Adoption in New Zealand

From Summer Times, 9:30 am on 17 January 2019

Around 300 couples and individuals are waiting and hoping to adopt a baby in New Zealand at any one time. But in the past year the number available for adoption is down to around 20.

Oranaga Tamariki adoption

Oranaga Tamariki adoption Photo: Oranaga Tamariki

Figures show the number of actual adoptions was around 130 but most of those were under different circumstances such as overseas adoptions and surrogacies, and step parents adopting children.

Paula Attrill is general manager care support at Oranga Tamariki, she's worked for the department for almost 30 years, the last ten closely involved in adoptions - and she says there have been a lot of changes since the Adoption Act of 1955.

It was in the decades of the 1950s and 1960s that the most domestic adoptions happened in New Zealand, she says.

“At its peak, the greatest number of children adopted domestically was in the vicinity of 3500 to 4000.”

Now 20 to 25 children are given up for adoption, she says.

“The social norms of the day back in the 1950s and 1960s were much different than they are these days and birth mums have far greater opportunities to make different choices.”

Society is more open these days to children born out of wedlock and there is a social security safty net, she says. Despite that some mothers do make the decision to give up their child for all manner of reasons.

“It’s an enormous life-changing decision to decide that the child that you’ve given birth to is not is not the child you want to be their mother for life.”

These days though adoption is an open process without the secrecy and shame of days gone by, she says.

“Birth mums who went through those kinds of experiences have got some very painful memories to tell about what that was like and the life-long consequences it had for them.”

And an open approach is better for the children too, she says

“Eventually children who grow up in the context of closed adoptions will have questions about who they are, who made what choices, who my birth mum is, who my birth dad is and what happened back in the day.

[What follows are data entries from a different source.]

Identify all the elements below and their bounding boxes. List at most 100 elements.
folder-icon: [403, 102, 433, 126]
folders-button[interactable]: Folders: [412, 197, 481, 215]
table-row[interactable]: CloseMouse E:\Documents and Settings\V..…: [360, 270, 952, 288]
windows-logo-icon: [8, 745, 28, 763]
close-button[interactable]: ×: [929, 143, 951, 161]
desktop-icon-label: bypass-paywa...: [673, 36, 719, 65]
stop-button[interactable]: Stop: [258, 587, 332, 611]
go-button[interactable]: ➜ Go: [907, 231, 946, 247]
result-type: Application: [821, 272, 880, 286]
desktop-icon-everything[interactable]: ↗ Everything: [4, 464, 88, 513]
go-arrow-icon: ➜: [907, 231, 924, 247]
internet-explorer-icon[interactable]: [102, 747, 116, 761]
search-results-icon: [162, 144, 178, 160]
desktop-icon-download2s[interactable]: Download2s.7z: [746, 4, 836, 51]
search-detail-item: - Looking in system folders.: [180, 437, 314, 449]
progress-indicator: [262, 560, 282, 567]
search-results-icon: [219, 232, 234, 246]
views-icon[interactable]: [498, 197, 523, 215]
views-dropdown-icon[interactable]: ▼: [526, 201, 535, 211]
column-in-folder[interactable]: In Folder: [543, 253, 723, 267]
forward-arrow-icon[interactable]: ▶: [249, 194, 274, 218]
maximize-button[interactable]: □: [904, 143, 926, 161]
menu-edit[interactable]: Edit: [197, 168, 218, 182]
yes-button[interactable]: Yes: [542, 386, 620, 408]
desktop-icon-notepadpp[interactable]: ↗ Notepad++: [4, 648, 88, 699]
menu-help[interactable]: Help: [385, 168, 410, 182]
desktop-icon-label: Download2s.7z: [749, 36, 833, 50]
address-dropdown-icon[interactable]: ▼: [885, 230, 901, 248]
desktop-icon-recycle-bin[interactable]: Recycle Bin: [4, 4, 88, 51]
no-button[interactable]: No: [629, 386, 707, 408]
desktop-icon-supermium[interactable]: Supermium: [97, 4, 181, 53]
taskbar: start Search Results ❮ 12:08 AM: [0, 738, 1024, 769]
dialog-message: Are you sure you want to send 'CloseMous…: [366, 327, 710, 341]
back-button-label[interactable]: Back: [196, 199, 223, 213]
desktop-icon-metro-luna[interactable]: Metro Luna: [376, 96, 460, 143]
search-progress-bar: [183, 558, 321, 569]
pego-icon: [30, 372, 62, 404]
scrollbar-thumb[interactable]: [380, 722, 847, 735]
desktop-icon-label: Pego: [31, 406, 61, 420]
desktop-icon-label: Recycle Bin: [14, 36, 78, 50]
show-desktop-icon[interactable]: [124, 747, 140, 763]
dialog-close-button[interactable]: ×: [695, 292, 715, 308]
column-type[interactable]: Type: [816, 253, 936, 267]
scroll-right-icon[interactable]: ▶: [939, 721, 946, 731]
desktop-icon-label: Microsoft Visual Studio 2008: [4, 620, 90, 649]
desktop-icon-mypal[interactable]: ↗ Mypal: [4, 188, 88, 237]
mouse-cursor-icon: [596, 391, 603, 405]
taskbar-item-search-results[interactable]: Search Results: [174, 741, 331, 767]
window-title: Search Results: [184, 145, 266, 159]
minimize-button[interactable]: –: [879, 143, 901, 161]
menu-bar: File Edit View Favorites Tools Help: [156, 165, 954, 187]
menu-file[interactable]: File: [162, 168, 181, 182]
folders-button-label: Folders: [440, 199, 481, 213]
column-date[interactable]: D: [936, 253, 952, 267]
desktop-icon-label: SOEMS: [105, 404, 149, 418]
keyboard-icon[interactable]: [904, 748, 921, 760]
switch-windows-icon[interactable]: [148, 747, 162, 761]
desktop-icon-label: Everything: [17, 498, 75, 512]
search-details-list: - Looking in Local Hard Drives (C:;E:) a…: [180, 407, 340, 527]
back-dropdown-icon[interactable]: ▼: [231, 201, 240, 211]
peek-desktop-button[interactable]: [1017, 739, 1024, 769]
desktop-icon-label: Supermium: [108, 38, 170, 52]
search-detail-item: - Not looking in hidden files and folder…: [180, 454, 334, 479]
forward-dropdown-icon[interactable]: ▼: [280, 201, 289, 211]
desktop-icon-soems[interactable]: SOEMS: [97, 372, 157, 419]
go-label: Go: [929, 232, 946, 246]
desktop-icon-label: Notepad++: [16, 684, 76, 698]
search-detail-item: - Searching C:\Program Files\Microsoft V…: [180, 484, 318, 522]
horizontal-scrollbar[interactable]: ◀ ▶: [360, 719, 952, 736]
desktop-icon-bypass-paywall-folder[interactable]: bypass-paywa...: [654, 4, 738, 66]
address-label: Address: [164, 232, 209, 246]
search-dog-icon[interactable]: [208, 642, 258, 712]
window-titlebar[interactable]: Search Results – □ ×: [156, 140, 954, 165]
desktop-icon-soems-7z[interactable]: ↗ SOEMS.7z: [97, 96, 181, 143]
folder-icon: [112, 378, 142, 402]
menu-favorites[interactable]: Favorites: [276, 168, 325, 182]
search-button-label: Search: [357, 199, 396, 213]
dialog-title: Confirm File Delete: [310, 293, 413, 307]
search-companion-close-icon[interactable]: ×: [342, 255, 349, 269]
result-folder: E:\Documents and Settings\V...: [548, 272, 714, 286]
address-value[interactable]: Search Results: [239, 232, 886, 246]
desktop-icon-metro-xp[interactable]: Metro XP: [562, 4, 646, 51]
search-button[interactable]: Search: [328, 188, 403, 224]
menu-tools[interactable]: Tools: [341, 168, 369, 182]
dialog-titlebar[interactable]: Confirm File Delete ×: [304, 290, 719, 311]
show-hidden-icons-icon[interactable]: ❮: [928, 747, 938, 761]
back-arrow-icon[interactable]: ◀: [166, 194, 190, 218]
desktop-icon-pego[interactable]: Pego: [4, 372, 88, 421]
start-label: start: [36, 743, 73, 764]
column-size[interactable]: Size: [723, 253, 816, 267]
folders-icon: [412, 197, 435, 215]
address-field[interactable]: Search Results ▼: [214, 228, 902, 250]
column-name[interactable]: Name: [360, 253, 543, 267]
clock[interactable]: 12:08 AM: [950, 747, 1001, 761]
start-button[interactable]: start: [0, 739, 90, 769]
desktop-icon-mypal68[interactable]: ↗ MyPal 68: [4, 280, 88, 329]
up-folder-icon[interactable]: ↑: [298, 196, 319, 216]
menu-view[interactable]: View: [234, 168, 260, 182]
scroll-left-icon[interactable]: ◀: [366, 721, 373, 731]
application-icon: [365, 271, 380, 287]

“We really encourage people to be as open as possible right from the outset.”

There are 300 adoptive applicants on the books in New Zealand and Attrill says they look for families that are healthy, have the financial wherewithal and can provide a safe, happy home.

It’s a rewarding, but also emotional area in which to work, she says.

“It is a difficult area, you have the greatest of rewards where children are adopted and that’s their new family for life and that’s absolutely fantastic, and the more open it is the better for the kids and there are some magnificent outcomes - that’s a really great experience for our staff to be involved with. 

“Through to absolutely the other extreme whereby adoption involves some of the hardest decisions anybody could possibly make in life.”